Luego recordó lo que le pasó al guajiro que entró por error en un cine donde
ponían una película de vaqueros, y aquella historia le hizo tanta gracia que se
ahogó de risa y logró que las visitantes (Katia primero y después la abuela)
mezclaran unas risas pequeñas y medrosas a sus tosidos y a su gran carcajada
asmática.
En el transcurso
del proceso, que duró una hora y media aproximadamente, Katia descubrió, en la
pared que le quedaba enfrente, una foto donde aparecía —indudablemente— el
Juez, muy jovencito, bien trajeado, con el pelo abundante y negro peinado hacia
atrás.
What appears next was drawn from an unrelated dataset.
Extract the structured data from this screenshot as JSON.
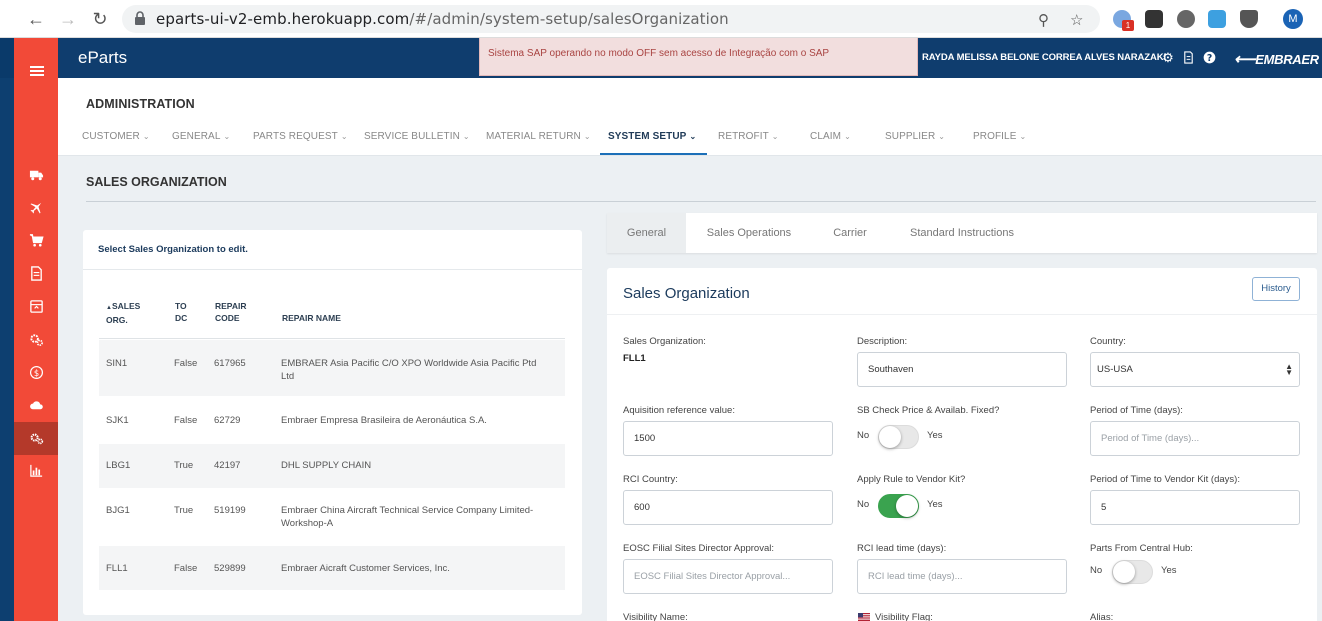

Había sido un hombre espigado y bello, del cual sólo se conservaban
intactos la sonrisa y —quizás— el tintineo de los ojos.
La abuela no vio
la foto, de la que luego Katia hablaría a menudo; pero sí percibió los olores
que emanaban del cuerpo del Juez con una precisión extraordinaria. Primero le
pareció que el aroma principal del Juez, el definitorio, consistía en una
fragancia mixta, agridulce, propia en parte del ron, y en parte de un agua de
lavanda barata que la abuela conocía bien. Después se dio cuenta de que en el
aliento del Juez el vaho del ron se mezclaba, a su vez, con ecos de comidas muy
condimentadas, con el tabaco y remembranzas de gárgaras antisépticas.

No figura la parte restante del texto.